At least 25 pregnant women from different African countries disappeared from Dutch refugee centres in November and December, according to radio current affairs show Argos.
The programme bases its claims on an alert issued by Dutch human trafficking centre EMM to midwives in January, and police have confirmed the disappearances, Argos said.
Midwives have been asked to watch out for signs of human trafficking and to report any suspicions that the women are under outside pressure. The departures do not make sense because the women were in the Netherlands legally, had a legitimate address and access to medical care, the EMM said.
The women who vanished mainly come from Nigeria but some were from Cameroon, the Democratic Republic of Congo and Uganda. Officials believe they risk being trafficked and their children could be illegally adopted or even used in voodoo rituals, Argos said.

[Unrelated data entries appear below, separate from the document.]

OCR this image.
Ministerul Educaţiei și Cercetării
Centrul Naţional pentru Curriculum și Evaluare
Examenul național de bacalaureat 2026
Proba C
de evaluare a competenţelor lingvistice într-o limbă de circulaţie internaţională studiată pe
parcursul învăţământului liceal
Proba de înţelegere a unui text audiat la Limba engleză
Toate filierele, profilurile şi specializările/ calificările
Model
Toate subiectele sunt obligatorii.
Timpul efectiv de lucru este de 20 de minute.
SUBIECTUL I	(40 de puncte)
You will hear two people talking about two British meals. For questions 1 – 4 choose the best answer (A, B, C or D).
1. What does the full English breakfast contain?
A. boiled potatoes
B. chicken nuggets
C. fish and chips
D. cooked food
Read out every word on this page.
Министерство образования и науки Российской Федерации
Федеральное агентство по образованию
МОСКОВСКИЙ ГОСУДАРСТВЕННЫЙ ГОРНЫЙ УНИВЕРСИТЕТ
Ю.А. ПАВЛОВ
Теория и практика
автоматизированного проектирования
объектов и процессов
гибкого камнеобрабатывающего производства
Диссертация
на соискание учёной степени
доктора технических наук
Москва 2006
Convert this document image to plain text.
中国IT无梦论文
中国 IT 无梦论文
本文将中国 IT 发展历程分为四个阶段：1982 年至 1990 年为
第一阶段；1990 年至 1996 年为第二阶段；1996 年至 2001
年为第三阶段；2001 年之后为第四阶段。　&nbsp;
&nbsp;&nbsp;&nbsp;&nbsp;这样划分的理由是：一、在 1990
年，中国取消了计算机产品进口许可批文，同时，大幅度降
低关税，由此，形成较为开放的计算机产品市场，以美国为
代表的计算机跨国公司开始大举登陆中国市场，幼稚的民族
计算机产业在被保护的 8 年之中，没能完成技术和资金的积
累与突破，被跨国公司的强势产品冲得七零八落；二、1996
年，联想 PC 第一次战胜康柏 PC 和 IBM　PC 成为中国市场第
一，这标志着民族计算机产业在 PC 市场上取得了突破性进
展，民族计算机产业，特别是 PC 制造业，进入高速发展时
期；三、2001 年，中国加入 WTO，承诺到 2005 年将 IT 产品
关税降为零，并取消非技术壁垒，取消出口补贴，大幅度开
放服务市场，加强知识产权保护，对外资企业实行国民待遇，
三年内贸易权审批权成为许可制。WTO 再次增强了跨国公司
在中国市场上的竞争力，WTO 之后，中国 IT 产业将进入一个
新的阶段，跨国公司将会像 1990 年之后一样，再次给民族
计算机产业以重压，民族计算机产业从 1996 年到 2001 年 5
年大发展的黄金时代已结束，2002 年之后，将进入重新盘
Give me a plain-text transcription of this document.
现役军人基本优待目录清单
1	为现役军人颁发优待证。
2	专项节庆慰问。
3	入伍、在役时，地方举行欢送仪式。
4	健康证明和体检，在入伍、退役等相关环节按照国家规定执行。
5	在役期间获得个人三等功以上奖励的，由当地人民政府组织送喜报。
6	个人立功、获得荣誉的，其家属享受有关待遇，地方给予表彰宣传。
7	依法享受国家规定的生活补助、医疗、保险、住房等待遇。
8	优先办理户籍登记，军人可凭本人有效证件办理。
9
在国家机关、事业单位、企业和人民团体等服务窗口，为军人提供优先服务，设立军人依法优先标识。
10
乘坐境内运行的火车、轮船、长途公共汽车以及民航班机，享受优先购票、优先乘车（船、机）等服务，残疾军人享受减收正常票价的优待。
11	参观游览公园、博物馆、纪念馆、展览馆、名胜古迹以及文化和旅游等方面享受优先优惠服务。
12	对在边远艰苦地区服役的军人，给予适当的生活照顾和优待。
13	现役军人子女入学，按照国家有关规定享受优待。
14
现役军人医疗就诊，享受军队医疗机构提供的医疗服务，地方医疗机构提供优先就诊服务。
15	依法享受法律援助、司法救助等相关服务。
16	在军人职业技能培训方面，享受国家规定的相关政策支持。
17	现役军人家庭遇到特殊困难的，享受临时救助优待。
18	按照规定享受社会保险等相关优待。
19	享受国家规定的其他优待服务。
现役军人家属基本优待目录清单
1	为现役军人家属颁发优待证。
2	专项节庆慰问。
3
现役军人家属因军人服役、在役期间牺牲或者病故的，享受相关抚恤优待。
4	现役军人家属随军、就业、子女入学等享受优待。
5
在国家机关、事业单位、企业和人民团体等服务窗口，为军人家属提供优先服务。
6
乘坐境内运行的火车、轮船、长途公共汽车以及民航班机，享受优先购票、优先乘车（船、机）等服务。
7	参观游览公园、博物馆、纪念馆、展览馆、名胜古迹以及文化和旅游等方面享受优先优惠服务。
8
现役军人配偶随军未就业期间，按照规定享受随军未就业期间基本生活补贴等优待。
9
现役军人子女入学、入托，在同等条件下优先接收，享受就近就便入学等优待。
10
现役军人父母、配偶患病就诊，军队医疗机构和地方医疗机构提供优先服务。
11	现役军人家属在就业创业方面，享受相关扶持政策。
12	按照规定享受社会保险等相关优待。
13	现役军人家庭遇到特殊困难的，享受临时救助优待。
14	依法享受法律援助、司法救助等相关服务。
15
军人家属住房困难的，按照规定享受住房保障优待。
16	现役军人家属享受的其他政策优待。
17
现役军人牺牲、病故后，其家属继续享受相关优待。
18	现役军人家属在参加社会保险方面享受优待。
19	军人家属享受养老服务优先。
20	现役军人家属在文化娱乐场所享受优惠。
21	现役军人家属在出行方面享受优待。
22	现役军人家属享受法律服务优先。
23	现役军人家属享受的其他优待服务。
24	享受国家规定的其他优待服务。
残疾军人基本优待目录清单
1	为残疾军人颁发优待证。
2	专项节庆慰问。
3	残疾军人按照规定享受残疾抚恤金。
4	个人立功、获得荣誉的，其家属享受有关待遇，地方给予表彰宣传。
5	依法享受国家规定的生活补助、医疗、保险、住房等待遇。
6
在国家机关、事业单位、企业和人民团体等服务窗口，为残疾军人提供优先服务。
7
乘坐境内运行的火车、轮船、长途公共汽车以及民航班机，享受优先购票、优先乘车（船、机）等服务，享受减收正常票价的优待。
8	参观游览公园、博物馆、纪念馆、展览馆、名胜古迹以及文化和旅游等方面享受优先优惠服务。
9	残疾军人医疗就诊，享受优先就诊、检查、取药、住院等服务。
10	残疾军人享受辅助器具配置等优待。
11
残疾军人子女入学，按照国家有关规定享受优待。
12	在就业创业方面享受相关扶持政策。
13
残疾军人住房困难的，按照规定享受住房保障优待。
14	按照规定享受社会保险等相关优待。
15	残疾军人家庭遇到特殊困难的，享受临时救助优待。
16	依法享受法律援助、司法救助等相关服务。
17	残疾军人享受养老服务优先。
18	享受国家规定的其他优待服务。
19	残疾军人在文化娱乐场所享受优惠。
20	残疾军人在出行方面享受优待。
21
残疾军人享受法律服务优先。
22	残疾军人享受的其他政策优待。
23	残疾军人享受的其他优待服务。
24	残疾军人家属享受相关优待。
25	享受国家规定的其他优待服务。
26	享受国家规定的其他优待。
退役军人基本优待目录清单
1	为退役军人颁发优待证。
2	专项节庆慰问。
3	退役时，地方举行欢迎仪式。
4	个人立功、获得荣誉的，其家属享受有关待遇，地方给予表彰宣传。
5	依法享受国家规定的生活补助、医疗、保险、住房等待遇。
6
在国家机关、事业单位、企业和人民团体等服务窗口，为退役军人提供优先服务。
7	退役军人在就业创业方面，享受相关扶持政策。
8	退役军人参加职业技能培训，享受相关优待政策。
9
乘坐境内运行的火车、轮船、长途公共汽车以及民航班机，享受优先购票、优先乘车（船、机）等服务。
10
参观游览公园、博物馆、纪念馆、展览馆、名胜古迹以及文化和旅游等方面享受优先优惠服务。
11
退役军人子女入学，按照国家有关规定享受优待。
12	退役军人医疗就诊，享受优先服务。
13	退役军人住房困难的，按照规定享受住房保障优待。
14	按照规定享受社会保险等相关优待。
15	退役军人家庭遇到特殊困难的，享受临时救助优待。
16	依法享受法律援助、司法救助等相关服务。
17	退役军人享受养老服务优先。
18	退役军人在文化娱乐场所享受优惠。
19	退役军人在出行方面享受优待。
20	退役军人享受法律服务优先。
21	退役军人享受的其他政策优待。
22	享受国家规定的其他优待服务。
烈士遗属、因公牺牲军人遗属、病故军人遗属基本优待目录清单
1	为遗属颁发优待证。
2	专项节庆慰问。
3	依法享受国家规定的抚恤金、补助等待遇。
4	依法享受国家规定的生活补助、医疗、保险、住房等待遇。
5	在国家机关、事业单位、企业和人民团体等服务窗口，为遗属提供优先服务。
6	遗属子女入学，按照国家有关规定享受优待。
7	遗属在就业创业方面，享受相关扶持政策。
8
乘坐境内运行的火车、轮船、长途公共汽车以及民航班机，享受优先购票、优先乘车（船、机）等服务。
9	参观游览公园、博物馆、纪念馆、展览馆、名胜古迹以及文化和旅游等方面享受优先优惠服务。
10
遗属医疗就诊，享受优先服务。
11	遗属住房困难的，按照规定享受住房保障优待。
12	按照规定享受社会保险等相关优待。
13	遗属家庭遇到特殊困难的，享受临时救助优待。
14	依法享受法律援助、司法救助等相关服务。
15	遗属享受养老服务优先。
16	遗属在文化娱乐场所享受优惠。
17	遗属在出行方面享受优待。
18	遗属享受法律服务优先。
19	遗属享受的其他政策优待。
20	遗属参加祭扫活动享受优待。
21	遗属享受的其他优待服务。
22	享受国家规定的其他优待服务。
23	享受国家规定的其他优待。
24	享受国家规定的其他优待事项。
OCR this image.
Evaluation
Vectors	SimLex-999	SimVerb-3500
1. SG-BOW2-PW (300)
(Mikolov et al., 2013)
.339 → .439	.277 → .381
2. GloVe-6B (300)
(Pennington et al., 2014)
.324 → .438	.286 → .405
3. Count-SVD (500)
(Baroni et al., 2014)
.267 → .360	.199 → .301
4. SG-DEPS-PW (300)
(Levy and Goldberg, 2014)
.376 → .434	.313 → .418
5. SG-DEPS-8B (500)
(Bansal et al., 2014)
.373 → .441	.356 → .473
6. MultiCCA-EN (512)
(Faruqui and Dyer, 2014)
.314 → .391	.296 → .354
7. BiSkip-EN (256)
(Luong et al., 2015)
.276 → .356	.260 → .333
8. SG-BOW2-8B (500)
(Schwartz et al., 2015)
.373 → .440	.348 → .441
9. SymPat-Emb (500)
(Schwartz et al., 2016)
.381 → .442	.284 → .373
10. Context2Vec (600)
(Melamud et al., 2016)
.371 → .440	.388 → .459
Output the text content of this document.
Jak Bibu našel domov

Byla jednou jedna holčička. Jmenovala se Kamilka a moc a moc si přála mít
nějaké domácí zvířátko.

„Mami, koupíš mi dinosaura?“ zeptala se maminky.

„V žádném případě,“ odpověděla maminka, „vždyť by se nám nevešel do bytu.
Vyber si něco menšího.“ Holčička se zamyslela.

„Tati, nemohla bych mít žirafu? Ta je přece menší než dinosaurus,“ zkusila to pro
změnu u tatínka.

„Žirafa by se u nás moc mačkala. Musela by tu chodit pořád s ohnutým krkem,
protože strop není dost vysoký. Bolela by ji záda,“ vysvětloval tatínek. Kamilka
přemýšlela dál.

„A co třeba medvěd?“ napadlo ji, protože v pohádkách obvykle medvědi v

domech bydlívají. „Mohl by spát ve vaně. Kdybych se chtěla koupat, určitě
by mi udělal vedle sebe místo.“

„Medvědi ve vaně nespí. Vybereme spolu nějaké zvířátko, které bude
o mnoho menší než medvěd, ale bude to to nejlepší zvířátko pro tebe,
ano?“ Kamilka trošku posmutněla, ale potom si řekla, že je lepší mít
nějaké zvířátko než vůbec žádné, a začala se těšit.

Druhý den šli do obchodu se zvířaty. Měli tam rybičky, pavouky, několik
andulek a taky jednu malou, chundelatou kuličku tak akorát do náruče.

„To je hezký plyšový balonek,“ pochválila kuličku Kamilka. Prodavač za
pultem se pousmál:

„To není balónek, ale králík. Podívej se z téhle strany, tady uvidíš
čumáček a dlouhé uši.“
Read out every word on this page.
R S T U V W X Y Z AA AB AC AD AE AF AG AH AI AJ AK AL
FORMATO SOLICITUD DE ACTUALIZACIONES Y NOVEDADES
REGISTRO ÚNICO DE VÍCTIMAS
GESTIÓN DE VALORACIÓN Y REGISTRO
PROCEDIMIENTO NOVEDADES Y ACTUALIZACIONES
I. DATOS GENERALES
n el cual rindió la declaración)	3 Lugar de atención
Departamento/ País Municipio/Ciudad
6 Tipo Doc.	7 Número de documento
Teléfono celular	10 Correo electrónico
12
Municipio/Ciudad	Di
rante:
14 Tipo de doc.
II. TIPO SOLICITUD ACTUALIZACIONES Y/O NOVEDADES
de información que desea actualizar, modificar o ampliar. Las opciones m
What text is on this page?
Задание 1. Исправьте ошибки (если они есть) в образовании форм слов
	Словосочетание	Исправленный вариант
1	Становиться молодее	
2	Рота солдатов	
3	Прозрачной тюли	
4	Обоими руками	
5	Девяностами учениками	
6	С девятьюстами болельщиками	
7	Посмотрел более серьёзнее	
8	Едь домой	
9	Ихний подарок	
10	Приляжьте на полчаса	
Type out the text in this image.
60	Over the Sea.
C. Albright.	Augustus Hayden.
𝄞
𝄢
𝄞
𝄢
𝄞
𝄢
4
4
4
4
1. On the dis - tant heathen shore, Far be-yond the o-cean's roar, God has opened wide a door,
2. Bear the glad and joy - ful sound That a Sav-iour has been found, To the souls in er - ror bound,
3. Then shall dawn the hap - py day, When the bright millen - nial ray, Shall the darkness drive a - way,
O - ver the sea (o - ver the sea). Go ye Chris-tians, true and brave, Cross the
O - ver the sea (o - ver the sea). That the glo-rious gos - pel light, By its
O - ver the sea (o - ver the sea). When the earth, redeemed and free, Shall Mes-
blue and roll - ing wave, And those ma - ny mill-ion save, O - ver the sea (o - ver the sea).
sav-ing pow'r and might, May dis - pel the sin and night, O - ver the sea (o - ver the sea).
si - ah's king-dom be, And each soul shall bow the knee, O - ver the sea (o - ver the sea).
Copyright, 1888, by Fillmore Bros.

Disappearances from refugee centres are a major European issue and Argos is part of a European journalists network Lost in Europe, which has been researching the problem for 20 years.
In January, the NRC reported that over 2,500 children have disappeared from refugee centres in the Netherlands over the past 10 years and no-one knows where most of them are.
Some of the under-18s will have travelled on to find family in the Netherlands and elsewhere in Europe but a proportion will have ended up in the hands of human traffickers or in prostitution, refugee agency COA said at the time.
One of the young Vietnamese teenagers who died in a refrigerated lorry in England in 2019 had run away from a secure unit for vulnerable refugees in the Netherlands.
And in the late 2000s, over 100 Nigerian girls disappeared from Dutch refugee centres, several of whom were later found in Italian brothels.